今日の個所には、「女奴隷」ということばが出てきます。この詩篇は今から2千数百年前に書かれていることを考えると、その当時の状況が分ります。女奴隷はつねに、女主人の手に向けられていました。その手の動きによって、瞬時に、女主人の指示を読み取り、行動に移さなければならない状況に置かれていました。そのように、私たちも主に心を向けて、主の指示を待っています、という信仰者の告白です。この信仰者は、個人としてだけでなく、共同体の一員として、イスラエルの民の代表者としても祈っています。

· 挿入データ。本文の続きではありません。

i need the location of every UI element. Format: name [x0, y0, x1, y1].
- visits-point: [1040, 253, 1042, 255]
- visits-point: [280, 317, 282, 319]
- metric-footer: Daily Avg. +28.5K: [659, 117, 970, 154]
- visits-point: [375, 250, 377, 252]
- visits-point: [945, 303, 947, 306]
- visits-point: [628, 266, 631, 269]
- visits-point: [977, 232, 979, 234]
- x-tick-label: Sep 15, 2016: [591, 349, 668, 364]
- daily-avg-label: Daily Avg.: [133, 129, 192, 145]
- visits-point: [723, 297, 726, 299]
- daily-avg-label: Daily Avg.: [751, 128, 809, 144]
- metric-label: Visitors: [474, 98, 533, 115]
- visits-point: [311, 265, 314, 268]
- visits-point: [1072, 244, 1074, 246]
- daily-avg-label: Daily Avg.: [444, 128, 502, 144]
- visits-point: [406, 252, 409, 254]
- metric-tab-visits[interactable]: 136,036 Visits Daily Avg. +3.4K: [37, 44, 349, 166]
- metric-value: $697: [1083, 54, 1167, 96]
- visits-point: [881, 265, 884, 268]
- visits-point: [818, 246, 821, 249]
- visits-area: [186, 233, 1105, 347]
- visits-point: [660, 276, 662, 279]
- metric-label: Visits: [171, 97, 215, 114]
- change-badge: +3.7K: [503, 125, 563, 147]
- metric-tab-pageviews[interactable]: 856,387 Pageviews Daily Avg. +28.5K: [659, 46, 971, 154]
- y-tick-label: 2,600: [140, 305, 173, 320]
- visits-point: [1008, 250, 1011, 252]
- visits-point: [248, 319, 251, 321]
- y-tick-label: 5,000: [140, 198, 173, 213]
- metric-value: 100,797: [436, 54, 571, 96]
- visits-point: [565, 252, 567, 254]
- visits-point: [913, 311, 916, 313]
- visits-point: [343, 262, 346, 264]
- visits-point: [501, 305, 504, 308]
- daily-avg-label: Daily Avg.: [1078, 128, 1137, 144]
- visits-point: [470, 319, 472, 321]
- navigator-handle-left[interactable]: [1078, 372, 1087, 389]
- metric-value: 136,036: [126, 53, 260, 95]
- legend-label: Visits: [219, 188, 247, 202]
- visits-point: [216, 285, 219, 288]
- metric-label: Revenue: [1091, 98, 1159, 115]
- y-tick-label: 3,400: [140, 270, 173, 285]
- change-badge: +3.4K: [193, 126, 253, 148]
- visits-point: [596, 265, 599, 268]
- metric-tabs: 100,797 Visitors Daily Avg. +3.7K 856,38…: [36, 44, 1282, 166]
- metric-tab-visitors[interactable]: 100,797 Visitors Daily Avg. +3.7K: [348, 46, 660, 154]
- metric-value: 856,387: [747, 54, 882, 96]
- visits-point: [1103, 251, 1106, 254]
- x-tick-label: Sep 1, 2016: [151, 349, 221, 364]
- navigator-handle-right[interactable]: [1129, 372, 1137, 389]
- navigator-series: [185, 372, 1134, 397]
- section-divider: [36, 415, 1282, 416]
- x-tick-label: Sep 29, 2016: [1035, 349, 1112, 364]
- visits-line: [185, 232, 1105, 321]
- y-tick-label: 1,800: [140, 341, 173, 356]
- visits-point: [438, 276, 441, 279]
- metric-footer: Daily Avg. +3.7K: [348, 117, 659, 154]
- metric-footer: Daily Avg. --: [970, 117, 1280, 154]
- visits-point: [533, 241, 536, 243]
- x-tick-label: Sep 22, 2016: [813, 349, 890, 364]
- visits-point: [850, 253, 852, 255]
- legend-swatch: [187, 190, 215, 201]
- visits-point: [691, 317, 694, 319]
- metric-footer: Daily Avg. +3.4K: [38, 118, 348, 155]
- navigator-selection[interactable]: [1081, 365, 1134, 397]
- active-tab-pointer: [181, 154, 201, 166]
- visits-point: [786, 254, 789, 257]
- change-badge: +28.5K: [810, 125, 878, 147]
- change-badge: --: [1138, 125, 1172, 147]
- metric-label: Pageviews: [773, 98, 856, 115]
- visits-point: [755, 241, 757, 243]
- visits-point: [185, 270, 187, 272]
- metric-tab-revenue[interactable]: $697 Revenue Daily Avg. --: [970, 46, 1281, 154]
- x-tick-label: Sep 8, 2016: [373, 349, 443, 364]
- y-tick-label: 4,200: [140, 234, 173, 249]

ところで、奴隷制度が廃止されたのは、人類の歴史からみれば、ほんの最近のことです。しかも、まだ、アフリカの国々やインドなどでも、多くの奴隷の人たちがいます。つい、最近も、奴隷制度の廃止のために、緊急の祈りの課題が、私の手もとにも送られてきました。国の法律としては、奴隷制度の廃止が定められていても、多くの富裕層の人たちの反対で、実行に移されていないという現状があります。以下のような報告があります。実質的に、奴隷が存続している国々は以下の通りです。インド、中国、パキスタン、ナイジェリア、エチオピア、ロシア、タイ、コンゴ民主共和国、ミャンマー、バングラデシュなど。インドでは1330~1400万人の奴隷が存在し、人数では世界最多だといいます。国内に占める「現代の奴隷」の割合がもっとも高いのは西アフリカのモーリタニアで、総人口370万人のうち約20%が奴隷状態にあるようです。奴隷制度の廃止は、政治的な課題ではなく、私たち人間の共通の祈りの課題のひとつです。導かれた方は、日々の祈りに、奴隷制度の廃止も加えて下さることをお勧めします。